Core elements of PATS
Our suggestion is that the core elements required for a contemporary PATS design include:
- Planning (project activities, milestones, deliverables)
- Peer Engagement
- Goal Setting (SMART – includes timeframe, measured output)
- Professional development
- Reporting (plans and outcomes)
Developing a PATS design
identifying:
- Specific issues or opportunities that the PATS variation is addressing
- Stakeholders (students, teaching staff, administrative staff)
- Audience (University, Faculty, Associate Dean, Learning and Teaching)
- Scale of influence – related to scope (individual, teaching team, Learning and Teaching community)
If the Purpose includes Scholarship of Teaching and Learning, then an additional activity of developing an evaluation-research design supported by ethics approval is necessary.
There are ten key components to consider in PATS:
- Context
- Type of Quality Enhancement
- Goal
- Type of Peer-Relationships
- Participants
- PATS Activities
- Theories
- Infrastructure
- Stakeholders
- Evaluation
A downloadable checklist template is available to help formulate your PATS variation
Context
The local context is a major driver for varying and adapting PATS. In particular, it is useful to identify the extent of your ability to influence individual academics to participate in PATS or academic leaders to support its implementation as an institutional program.
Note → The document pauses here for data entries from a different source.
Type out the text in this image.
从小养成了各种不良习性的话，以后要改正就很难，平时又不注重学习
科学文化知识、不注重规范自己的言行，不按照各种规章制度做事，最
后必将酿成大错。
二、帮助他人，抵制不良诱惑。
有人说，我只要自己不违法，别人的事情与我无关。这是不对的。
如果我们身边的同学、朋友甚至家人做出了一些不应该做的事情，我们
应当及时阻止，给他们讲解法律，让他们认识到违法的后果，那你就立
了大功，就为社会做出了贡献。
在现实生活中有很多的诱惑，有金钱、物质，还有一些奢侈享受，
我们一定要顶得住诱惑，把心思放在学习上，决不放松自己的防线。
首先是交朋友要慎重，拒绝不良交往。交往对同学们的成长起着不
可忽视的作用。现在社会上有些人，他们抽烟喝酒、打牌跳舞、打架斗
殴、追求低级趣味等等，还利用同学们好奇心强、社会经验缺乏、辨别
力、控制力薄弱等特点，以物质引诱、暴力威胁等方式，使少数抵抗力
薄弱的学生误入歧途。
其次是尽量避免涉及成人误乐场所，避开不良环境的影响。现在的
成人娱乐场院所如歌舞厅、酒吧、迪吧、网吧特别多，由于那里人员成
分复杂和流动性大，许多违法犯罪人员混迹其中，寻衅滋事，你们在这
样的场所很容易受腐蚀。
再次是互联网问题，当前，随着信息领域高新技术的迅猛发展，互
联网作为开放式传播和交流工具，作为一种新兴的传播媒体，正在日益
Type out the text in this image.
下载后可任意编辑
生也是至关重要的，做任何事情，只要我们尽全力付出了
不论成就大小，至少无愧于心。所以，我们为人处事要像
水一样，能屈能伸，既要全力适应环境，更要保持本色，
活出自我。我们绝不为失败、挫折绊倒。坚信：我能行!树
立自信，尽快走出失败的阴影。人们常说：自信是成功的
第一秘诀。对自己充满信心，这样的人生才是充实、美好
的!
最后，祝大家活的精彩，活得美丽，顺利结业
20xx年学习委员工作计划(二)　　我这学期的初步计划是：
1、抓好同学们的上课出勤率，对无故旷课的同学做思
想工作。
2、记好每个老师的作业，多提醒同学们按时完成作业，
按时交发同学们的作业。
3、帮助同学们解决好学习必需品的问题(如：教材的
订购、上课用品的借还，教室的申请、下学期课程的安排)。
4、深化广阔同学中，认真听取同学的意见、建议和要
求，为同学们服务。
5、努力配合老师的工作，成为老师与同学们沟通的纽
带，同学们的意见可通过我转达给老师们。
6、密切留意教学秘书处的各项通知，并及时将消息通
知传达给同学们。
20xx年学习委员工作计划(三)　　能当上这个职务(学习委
An academic in charge of a unit may have less authoritative influence than the coordinator of a degree program. An Associate Dean may decree participation in PATS for units with low student satisfaction scores.
Checklist Questions:
- What is your capacity to exercise influence?
- What kind of influence will you want to (be able to) exercise? (persuasive/authoritative)
- What is your leadership role and responsibilities?
- What are the characteristics of staff employees you want to participate? (individual teacher; teaching team (including professional staff); tutors; sessional staff; PhD candidates)
- What is the scope in terms of curriculum you intend to cover in the PATS activities? (single unit; selected or all units in a degree program; all courses in a Faculty; university wide program)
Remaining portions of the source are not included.